Whether we realize it or not, racism affects everyone. As many of us take the time to educate ourselves, self-reflect, and begin the process of unlearning, we must also consider how racism manifests across society, organizations, and in our personal lives.
At EF Education First, we work every day to help people better understand one another, which is why we are committed to improving Diversity, Equity, Inclusion, and Belonging across our organization. As we continue our work to drive change at EF and be better allies for our colleagues, students, educators, and friends, we recognize that education is a critical piece of the equality puzzle.
EF recently hosted a virtual conversation for its U.S. staff with our external learning partner, Dr. Deborah L. Plummer, Ph.D., to help attendees dive deeper into the critical topics of racism and allyship. Dr. Plummer is an accomplished psychologist, university professor, author, and speaker on topics central to racial equality, inclusion, and mutual respect. As learning partners, EF and Dr. Plummer have created a supportive system through which both she and the EF community can learn from one another, test ideas, and uncover new ways of thinking.

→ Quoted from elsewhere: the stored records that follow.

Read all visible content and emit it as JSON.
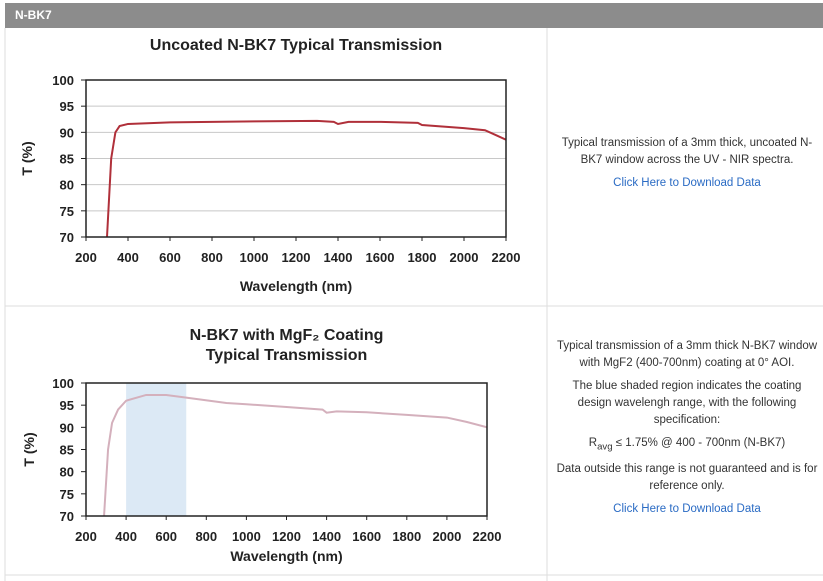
{
  "header": {
    "title": "N-BK7"
  },
  "chart_data": [
    {
      "type": "line",
      "title": [
        "Uncoated N-BK7 Typical Transmission"
      ],
      "x_label": "Wavelength (nm)",
      "y_label": "T (%)",
      "x": [
        300,
        320,
        340,
        360,
        400,
        600,
        1000,
        1300,
        1380,
        1400,
        1450,
        1600,
        1780,
        1800,
        2000,
        2100,
        2150,
        2200
      ],
      "values": [
        70,
        85,
        90,
        91.2,
        91.6,
        91.9,
        92.1,
        92.2,
        92.0,
        91.6,
        92.0,
        92.0,
        91.8,
        91.4,
        90.8,
        90.4,
        89.5,
        88.6
      ],
      "color": "#b0303a",
      "xlim": [
        200,
        2200
      ],
      "xticks": [
        200,
        400,
        600,
        800,
        1000,
        1200,
        1400,
        1600,
        1800,
        2000,
        2200
      ],
      "ylim": [
        70,
        100
      ],
      "yticks": [
        70,
        75,
        80,
        85,
        90,
        95,
        100
      ],
      "grid": true
    },
    {
      "type": "line",
      "title": [
        "N-BK7 with MgF₂ Coating",
        "Typical Transmission"
      ],
      "x_label": "Wavelength (nm)",
      "y_label": "T (%)",
      "x": [
        290,
        310,
        330,
        360,
        400,
        500,
        600,
        700,
        900,
        1000,
        1200,
        1380,
        1400,
        1450,
        1600,
        1800,
        2000,
        2100,
        2200
      ],
      "values": [
        70,
        85,
        91,
        94,
        96,
        97.3,
        97.3,
        96.7,
        95.5,
        95.2,
        94.6,
        94.0,
        93.3,
        93.6,
        93.4,
        92.8,
        92.2,
        91.2,
        90.0
      ],
      "color": "#d4b0bc",
      "shaded_region": [
        400,
        700
      ],
      "shaded_color": "#dce9f5",
      "xlim": [
        200,
        2200
      ],
      "xticks": [
        200,
        400,
        600,
        800,
        1000,
        1200,
        1400,
        1600,
        1800,
        2000,
        2200
      ],
      "ylim": [
        70,
        100
      ],
      "yticks": [
        70,
        75,
        80,
        85,
        90,
        95,
        100
      ],
      "grid": false
    }
  ],
  "descriptions": [
    {
      "paragraphs": [
        "Typical transmission of a 3mm thick, uncoated N-BK7 window across the UV - NIR spectra."
      ],
      "link": "Click Here to Download Data"
    },
    {
      "paragraphs": [
        "Typical transmission of a 3mm thick N-BK7 window with MgF2 (400-700nm) coating at 0° AOI.",
        "The blue shaded region indicates the coating design wavelengh range, with the following specification:"
      ],
      "spec": {
        "symbol": "R",
        "subscript": "avg",
        "text": " ≤ 1.75% @ 400 - 700nm (N-BK7)"
      },
      "note": "Data outside this range is not guaranteed and is for reference only.",
      "link": "Click Here to Download Data"
    }
  ]
}
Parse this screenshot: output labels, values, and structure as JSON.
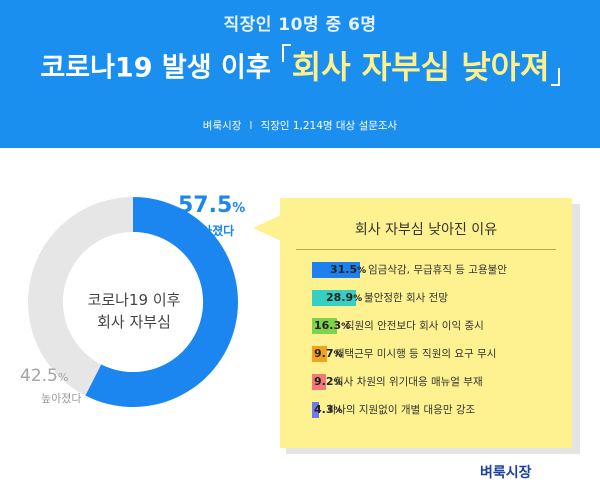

Her session focused on understanding basic forms of racism and how they interplay; identifying how these forms show up in practices, policies, and everyday interactions; and inspiring attendees to have enlightened, productive conversations about race to build a more inclusive society.
“We have this sense of urgency to treat race relations as something to be feared, as something we need to treat with force,” said Dr. Plummer. “We should see racism as a challenging opportunity to learn new things, change our thinking, and acquire new skills to navigate our increasingly multiracial world.”
To help us understand how racism manifests, Dr. Plummer walked attendees through a matrix that explained “-isms,” or destructive attitudes, belief systems, actions, or practices that are attached to the expression of human differences, such as ageism, sexism, and religionism.
“These systems stay in place because we see them every day. We don’t recognize how they’re actually an interlocking system with floating boundaries, which leads to them becoming normalized in society,” explained Dr. Plummer. “Behavior sometimes helps us recognize intent; if I tell you something bothers me and you continue to do it, I might question your intent. But intention doesn’t always mitigate impact.”
Dr. Plummer also explained how we can counter common race-related deflections (e.g., “Well, some of my friends are…,” “I don’t have a racist bone in my body,” “It’s just a few bad apples”); how to correct unintentional behaviors; how to speak with family, friends, or colleagues with views different than our own; and how to address mistakes we’ve made in the past.
EF staff’s takeaways following the session reflect optimism and a desire to impact change:
“Keep reading, keep talking, keep challenging yourself, and keep questioning your assumptions about race. We have a natural tendency towards ‘tribalism’ and seek experiences with those who are, in large part, just like us. The only way to move away from that paradigm is to challenge it and question it.” — Daryl
“I was very heartened to see that it’s very possible to have respectful, helpful discourse about such a sensitive subject when people are knowingly and intentionally engaged in the conversation. It goes back to the core EF mission of breaking down barriers that divide us and opening the world through education.” – Jason
“What struck me the most about Dr. Plummer is her ability to explain difficult matters simply. I have a much better understanding of the different kinds of racism and how they appear in our society and everyday lives. I also learned how to navigate difficult discussions around this topic with the people close to me.” – SB
“The more we give shared language and understanding to the policies and systems that are examples of covert racism in our society, the more it moves to the overt side and the easier it is for us to call it out and break it down.” – Anonymous
“For me, the biggest takeaways were the notions that racism is determined more by impact rather than intent and that, as humans, we tend to see change as a threat to be feared, as opposed to a challenge to be mastered. Both of these statements really resonated with me as I continue to acknowledge and work on my own biases, leverage my own privilege, and elevate my advocacy and allyship.” – Desirae
“Debbie’s -isms matrix was a new way to understand racism (and other -isms) that I think can really give people, myself included, the context to inform real action and change.” – John
“Racism exists and persists, and Black people in this country understand its reality in our everyday life,” said Dr. Plummer. “Many of us aspire to change our thinking, but we can’t do so without understanding the policies, systems, and practices that have brought us to this point. A commitment to educating ourselves will move us forward.”